Trois heures sonnaient à l'horloge de Notre-Dame lorsque les deux suisses qu'elle avait fait réveiller en sursaut (c'est la Maréchale et non pas la sonnerie) arrivèrent méthodiquement à la portière de son carrosse, avec leur hallebarde à la main. Ils avaient eu l'attention de s'habiller en grande livrée couleur de buffle, à galons amaranthe nattés d'argent ; ils n'avaient eu garde de manquer à passer leurs baudriers à franges, où l'on voyait attachées de longues rapières ; ils étaient coiffés d'un tricorne exigu surmonté d'un plumet aux couleurs de Beaumont-des-Adrets.

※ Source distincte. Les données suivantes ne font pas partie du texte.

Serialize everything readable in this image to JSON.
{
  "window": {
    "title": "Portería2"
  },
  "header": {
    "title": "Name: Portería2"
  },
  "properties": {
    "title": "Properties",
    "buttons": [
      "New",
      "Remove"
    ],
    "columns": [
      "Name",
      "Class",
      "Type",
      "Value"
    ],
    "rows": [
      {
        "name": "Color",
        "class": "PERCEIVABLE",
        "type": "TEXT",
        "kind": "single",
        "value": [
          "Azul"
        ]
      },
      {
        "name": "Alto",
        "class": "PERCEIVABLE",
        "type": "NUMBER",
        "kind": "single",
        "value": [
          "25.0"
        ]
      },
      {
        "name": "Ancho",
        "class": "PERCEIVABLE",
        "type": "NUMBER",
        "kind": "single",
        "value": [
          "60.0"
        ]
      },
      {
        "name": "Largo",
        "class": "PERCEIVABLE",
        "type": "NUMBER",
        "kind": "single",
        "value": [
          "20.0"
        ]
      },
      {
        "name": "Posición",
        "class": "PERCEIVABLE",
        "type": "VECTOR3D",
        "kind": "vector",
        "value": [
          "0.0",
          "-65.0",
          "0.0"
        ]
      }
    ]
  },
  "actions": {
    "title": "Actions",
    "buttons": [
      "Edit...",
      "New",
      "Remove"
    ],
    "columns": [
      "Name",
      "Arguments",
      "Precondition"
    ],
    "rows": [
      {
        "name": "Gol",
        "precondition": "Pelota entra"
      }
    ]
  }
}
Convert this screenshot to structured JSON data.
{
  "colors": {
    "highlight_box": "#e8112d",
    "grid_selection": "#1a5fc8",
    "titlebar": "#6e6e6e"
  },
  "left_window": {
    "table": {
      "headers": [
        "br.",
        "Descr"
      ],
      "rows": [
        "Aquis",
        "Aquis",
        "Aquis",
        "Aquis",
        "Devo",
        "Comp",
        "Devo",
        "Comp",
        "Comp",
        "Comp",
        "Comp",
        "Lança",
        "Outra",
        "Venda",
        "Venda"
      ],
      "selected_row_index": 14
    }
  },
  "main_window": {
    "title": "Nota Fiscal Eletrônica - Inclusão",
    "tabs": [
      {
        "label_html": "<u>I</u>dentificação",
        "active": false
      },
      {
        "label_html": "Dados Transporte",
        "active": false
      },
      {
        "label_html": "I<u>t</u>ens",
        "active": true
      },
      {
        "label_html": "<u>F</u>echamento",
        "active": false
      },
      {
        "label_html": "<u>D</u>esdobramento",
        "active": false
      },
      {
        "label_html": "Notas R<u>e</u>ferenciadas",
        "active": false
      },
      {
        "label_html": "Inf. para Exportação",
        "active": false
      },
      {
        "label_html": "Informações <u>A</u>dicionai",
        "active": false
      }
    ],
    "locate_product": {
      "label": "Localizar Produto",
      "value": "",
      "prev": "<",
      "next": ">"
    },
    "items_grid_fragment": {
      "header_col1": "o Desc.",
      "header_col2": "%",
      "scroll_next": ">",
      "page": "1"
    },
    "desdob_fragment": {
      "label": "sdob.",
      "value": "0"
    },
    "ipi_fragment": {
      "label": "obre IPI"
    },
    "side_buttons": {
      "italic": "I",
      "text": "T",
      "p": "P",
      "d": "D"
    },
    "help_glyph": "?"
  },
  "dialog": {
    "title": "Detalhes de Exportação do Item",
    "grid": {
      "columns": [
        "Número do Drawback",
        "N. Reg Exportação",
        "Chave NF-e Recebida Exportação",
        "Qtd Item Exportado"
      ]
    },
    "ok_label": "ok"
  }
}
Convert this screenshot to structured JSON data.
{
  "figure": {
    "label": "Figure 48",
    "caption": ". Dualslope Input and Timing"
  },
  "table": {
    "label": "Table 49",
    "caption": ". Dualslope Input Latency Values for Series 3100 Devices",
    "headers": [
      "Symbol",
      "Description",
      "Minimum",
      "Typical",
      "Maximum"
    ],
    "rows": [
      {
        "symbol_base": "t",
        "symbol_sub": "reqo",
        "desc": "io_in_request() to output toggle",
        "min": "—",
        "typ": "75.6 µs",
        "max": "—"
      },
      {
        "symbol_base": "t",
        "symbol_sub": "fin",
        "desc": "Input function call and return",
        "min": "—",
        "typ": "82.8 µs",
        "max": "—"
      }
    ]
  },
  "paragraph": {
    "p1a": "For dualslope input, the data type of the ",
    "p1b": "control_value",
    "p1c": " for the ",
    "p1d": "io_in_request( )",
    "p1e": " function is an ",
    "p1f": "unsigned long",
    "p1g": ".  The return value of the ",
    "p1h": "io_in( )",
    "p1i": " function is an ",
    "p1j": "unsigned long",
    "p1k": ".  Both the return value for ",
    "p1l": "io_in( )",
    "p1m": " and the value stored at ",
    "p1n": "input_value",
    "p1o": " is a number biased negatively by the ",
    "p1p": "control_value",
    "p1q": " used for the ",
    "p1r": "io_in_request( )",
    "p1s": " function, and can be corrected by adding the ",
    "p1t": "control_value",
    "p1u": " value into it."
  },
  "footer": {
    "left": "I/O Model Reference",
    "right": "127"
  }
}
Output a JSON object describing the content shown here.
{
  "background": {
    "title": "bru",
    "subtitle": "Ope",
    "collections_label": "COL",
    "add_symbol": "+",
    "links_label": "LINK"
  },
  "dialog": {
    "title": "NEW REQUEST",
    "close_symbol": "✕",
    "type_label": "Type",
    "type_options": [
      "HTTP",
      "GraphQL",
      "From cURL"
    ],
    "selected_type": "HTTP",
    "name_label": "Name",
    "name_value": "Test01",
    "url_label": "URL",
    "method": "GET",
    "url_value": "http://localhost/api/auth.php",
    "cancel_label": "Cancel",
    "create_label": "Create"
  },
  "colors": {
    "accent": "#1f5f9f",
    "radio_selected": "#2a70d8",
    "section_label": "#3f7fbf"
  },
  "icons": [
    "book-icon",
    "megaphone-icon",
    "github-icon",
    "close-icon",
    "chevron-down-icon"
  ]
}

C'est pour tout cela qu'ils avaient fait attendre Mme la Maréchale pendant une demie-heure, et quand elle eut déclaré qu'elle voulait parler à M. l'Archevêque, on lui répondit que sa Grandeur était ou devait être en retraite au séminaire de Saint-Magloire, à moins qu'elle ne fût allée passer la fête de Saint-Bruno avec les Révérends Pères Chartreux de la rue d'Enfer, ou bien qu'elle ne fût allée se reposer en son château de Conflans-Sainte-Honorine. On supposait aussi que Monseigneur était peut-être allé coucher à Saint-Cyr, où M. l'Évêque de Chartres ne manquait jamais à l'inviter pour le service anniversaire de Mme de Maintenon. Il était donc impossible de savoir où trouver Mgr de Beaumont avant le moment de son entrée dans l'église de Panthemont, pour le cérémonie du matin ; le jour commençait à poindre, et Mme de Beauvau s'en retourna bien affligée.

La Maréchale revint au monastère de Panthemont dès sept heures du matin, et fit dire à l'Abbesse qu'elle serait bien aise de lui parler le plus tôt possible. Mme de Richelieu fit répondre qu'elle ne pouvait aller au parloir parce qu'elle était obligée de se rendre au chœur, à l'office des heures canoniales, Mme de Beauvau lui fit demander s'il ne serait pas possible qu'elle pût entrer dans le couvent pour lui faire en deux mots une révélation des plus importantes ; et Mme de Panthemont fit répliquer que la chose était impossible, à moins d'en avoir obtenu la permission de l'Archevêque de Paris. Mme de Beavau remonta dans sa voiture, et s'établit stationnaire à la porte de l'église, afin d'y guetter l'arrivée du Prélat.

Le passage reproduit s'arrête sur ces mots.